Вантера и Юнипа уже превратились в маленькие диски, постепенно исчезающие в космосе, когда Зер Альман наконец оторвал руки от рукоятей управления и передал командование бортовому компьютеру. На рукоятях остались влажные отпечатки, а сам он весь дрожал от избытка адреналина. И хотя Зер Альман чувствовал себя на седьмом небе от счастья, ему казалось, что его только что четвертовали. Состязания он выиграл. В этом нет никаких сомнений. Еще два пилота, тоже собиравшихся осуществить маневр «двойных качелей», могли спокойно отказаться от полета, потому что перекрыть время Зера Альмана было просто невозможно. Но, естественно, они свою попытку сделают.

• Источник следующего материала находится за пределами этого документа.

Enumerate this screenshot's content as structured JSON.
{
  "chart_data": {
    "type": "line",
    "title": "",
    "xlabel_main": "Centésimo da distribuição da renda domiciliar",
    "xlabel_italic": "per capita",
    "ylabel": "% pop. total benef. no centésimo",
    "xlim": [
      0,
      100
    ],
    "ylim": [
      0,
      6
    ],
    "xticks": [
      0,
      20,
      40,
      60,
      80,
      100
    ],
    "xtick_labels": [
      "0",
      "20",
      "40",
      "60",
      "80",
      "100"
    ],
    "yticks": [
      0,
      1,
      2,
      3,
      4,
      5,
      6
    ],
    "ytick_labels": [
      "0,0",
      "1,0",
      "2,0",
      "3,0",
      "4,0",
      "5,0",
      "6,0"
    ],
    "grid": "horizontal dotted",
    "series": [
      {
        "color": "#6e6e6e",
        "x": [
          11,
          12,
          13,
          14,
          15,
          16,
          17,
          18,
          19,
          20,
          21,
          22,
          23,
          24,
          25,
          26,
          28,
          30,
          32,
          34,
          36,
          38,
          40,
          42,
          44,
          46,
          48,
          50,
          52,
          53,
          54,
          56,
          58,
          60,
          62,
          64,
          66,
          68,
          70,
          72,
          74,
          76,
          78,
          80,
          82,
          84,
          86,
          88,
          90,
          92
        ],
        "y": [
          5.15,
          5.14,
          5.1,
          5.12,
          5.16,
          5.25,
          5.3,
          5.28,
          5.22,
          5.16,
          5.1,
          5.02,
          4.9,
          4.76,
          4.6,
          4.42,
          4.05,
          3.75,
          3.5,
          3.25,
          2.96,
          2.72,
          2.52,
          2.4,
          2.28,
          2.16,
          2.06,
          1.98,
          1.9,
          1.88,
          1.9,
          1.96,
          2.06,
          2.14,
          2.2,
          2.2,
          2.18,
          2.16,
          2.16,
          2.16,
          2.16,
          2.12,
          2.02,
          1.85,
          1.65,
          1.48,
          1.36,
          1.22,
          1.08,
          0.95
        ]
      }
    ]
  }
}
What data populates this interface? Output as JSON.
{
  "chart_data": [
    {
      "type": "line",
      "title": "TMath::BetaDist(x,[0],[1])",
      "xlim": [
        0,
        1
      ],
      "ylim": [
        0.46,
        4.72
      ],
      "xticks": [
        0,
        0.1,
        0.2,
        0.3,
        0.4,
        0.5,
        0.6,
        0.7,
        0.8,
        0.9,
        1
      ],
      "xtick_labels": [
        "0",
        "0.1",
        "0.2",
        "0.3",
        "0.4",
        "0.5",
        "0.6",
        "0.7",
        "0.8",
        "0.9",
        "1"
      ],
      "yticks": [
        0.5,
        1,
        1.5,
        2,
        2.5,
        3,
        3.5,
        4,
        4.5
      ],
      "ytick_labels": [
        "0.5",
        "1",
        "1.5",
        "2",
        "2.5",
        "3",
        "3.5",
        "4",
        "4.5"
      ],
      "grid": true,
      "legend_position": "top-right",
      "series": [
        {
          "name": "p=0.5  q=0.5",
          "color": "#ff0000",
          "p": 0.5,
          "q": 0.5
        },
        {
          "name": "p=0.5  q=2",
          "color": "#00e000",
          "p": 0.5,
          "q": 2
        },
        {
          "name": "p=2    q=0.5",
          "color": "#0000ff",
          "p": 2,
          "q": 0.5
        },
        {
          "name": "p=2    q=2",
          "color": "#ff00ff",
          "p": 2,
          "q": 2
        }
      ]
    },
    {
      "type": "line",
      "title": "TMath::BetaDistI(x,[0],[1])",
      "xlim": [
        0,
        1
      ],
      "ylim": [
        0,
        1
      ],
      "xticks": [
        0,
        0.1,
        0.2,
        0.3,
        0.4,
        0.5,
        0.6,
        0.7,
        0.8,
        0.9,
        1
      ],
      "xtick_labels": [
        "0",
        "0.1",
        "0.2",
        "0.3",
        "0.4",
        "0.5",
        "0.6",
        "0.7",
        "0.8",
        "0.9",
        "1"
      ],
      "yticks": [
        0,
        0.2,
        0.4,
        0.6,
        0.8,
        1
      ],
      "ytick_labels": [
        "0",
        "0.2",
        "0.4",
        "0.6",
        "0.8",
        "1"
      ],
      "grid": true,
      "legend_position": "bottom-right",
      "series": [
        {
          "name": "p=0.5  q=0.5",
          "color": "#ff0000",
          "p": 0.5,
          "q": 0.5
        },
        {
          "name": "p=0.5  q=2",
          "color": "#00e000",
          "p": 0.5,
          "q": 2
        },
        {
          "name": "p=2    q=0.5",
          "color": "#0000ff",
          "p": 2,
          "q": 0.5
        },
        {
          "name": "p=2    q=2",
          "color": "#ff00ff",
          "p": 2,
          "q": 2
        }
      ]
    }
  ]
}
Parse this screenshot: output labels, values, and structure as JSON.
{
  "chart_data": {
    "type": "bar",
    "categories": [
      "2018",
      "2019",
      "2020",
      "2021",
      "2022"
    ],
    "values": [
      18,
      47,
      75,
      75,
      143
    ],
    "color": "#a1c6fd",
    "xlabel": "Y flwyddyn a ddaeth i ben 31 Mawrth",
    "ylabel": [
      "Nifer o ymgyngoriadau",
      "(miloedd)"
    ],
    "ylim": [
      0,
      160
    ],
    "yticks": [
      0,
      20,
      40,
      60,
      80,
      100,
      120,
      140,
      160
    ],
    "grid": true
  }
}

Скорость полета «АП Весельчака» после двойного маневра была так велика, что он долетел до Ледды меньше чем за одну стазуру. И что-то внутри него неустанно подгоняло его, причем так, что он начал торможение буквально в последний момент. С языками пламени, вырывающимися из двигателей, через сорок мизур корабль плыл по небу как символ победы — во всяком случае, так это воспринимали почти все зрители, ожидавшие его на Лед-де, — пока бортовой компьютер не посадил корабль с точностью до миллиметра на то же место, с которого тот стартовал.
Грохот двигателей постепенно уменьшался и наконец после слабого повизгивания стих окончательно. Вокруг царила тишина, но в голове Зера Альмана все еще раздавался шум мотора. Какое-то время он не шевелился, ощущая сильную усталость, потом сделал глубокий вдох. Он отстегнул ремни и встал, чувствуя, как дрожат колени. Когда открылась створка шлюза, ему пришлось зажмуриться от яркого света. Прямо перед его лицом жужжал коммуникационный шмель-дрон. Раздались крики «Браво!» и аплодисменты.